Marshal Lane Morgan, keeper of the peace in the Colorado community of Skylar during the final decade of the 19th century, embodies the taming of the West. Not only is he an agent of the law, charged with pacifying that onetime wide-open mining town, but his demeanor and his voice—he narrates this western-mystery hybrid—reflect the softer, more civilization-friendly impulses within the American spirit. That’s not to say that he lacks the capacity for rip-roaring action. In one scene, he leaps from the window of a saloon-hotel and onto a buckboard. In another, he heads off to rescue his kidnapped wife, Callie, only to find himself bound and gagged, and staring into the barrel of a gun. Yet the story that he tells, pivoting as it does around a formal murder investigation, belongs to the world of settled society. It starts when Callie’s former husband, one David Stanton of Chicago, comes to Skylar and pursues a scheme to blackmail Morgan and Callie. Stanton soon turns up dead, and Morgan sets out to interview people who might have had reason to kill the interloper. Suspects include a farmer woman who had slept with the victim; the husband of that woman; the town potentate, who believes that he’s above the law; and, of course, Callie. To conduct his sleuthing rounds, Morgan uses a horse rather than a beaten-down roadster, but otherwise he operates essentially in the same mode as Philip Marlowe. The frontier way of life, and the fabled passions that it arouses, have all but vanished. Even Morgan’s effort to clear his wife of suspicion comes across as controlled and stately; by the standards of modern pulp entertainment, it’s hardly “relentless.” Similarly, Gorman’s prose is stolid and whip-smart, but largely devoid of raw emotion. The emphasis here is on the rule of law, not the law of revenge, and the marshal’s tin star, battered though it may be, stays firmly in place on his chest.

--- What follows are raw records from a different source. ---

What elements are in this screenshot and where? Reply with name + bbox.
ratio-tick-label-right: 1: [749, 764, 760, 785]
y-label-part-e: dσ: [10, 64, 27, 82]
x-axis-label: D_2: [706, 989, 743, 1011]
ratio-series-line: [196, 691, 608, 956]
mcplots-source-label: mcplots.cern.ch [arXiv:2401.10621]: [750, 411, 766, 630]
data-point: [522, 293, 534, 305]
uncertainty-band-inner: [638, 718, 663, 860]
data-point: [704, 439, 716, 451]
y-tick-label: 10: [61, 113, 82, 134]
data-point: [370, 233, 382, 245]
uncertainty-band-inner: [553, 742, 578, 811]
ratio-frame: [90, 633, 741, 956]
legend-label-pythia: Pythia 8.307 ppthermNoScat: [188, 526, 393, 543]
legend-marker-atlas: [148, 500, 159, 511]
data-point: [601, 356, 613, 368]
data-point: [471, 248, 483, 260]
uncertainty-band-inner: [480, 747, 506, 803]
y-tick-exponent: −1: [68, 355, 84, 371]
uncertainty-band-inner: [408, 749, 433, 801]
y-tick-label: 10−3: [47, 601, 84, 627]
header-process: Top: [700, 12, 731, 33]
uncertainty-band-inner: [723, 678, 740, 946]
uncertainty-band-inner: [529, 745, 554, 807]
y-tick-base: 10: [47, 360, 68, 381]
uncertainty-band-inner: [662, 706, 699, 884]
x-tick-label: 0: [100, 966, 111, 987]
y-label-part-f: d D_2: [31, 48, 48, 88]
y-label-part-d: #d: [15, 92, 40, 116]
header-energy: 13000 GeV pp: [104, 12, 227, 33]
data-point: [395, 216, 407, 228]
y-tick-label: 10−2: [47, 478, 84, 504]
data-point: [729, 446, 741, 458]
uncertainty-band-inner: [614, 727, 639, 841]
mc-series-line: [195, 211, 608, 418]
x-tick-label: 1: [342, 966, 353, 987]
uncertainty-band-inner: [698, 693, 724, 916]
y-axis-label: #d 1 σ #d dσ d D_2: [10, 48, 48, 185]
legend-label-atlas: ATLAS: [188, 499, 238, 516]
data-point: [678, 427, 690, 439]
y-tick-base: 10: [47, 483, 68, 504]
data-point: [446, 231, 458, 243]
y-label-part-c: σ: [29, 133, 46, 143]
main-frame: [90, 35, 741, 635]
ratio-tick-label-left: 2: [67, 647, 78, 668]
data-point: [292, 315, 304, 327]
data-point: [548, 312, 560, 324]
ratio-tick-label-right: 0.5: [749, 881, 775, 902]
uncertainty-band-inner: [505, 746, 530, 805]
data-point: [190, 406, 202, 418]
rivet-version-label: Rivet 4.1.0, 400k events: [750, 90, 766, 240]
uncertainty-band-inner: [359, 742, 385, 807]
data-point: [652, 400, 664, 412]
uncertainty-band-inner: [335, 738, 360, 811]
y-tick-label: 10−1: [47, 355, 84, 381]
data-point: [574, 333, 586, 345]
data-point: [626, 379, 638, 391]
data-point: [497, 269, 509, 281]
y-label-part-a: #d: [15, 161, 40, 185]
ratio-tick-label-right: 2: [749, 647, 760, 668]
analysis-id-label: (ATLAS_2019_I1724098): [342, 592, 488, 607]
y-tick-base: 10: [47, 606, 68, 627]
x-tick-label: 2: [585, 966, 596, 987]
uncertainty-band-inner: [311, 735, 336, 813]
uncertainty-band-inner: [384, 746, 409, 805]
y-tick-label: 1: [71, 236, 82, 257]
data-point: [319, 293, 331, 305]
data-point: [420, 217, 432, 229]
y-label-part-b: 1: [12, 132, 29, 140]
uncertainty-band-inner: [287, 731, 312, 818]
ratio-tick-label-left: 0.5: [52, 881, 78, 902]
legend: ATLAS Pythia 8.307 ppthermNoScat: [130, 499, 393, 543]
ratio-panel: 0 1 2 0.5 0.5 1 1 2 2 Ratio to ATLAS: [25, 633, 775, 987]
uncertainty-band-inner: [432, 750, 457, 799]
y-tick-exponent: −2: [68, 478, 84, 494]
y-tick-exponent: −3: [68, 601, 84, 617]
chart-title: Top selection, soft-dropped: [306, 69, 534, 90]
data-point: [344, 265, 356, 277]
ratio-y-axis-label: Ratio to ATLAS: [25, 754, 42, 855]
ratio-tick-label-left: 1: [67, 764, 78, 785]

This novel, the fifth full-length account of Philip Marlowe’s knightly ventures into the Pilgrim’s Regress landscape that is Southern California, has an almost decadent feel to it. One might even say that with this book Chandler has reached the Mannerist phase of his career, the phase in which the natural vigor of earlier work gives way to an emphasis on achieving highly stylized effects. The very choice of a name for the client who sets the case in motion—Orfamay Quest, of Manhattan, Kansas—signals that we’re dealing with a writer for whom exaggeration has become the only available response to creative exhaustion. It’s a name that evokes both the crude conditions of a fallen world (Has any real woman ever called herself Orfamay?) and the promise of transcendence that will beguile our hero (but of course: a quest!), and it sets the tone for the mock-allegorical festivities to come.
Hollywood, aptly enough, provides the setting as well as the subject matter for the story of Orfamay and the quest that she initiates. Marlowe had always made his professional home in the place called Hollywood, but in this adventure he reckons directly with Hollywood as a subculture of professional fantasists, and that confrontation pushes Chandler’s writing toward a kind of surrealism. All of the standard Chandler gestures still work—the similes resonate, the dialogue throws off sparks—but they now seem outsized and out of perspective. A great many of the characters whom Marlowe encounters, for example, aren’t just corrupt; they soliloquize about the depth of their corruption and then, to reinforce the point, perform over-the-top displays of corrupt behavior. The mystery plot is also over-the-top, with about two and a half twists more than it strictly needs.
Which isn’t to say that the book fails to satisfy. Even when he skirts self-parody, Chandler knows how to turn a phrase, and how to keep his readers turning the page. In this instance, his final pages yield a sharply etched epiphany: The distance from innocent Kansas to sin-ridden Hollywood, we learn, is not pathetically long but tragically short.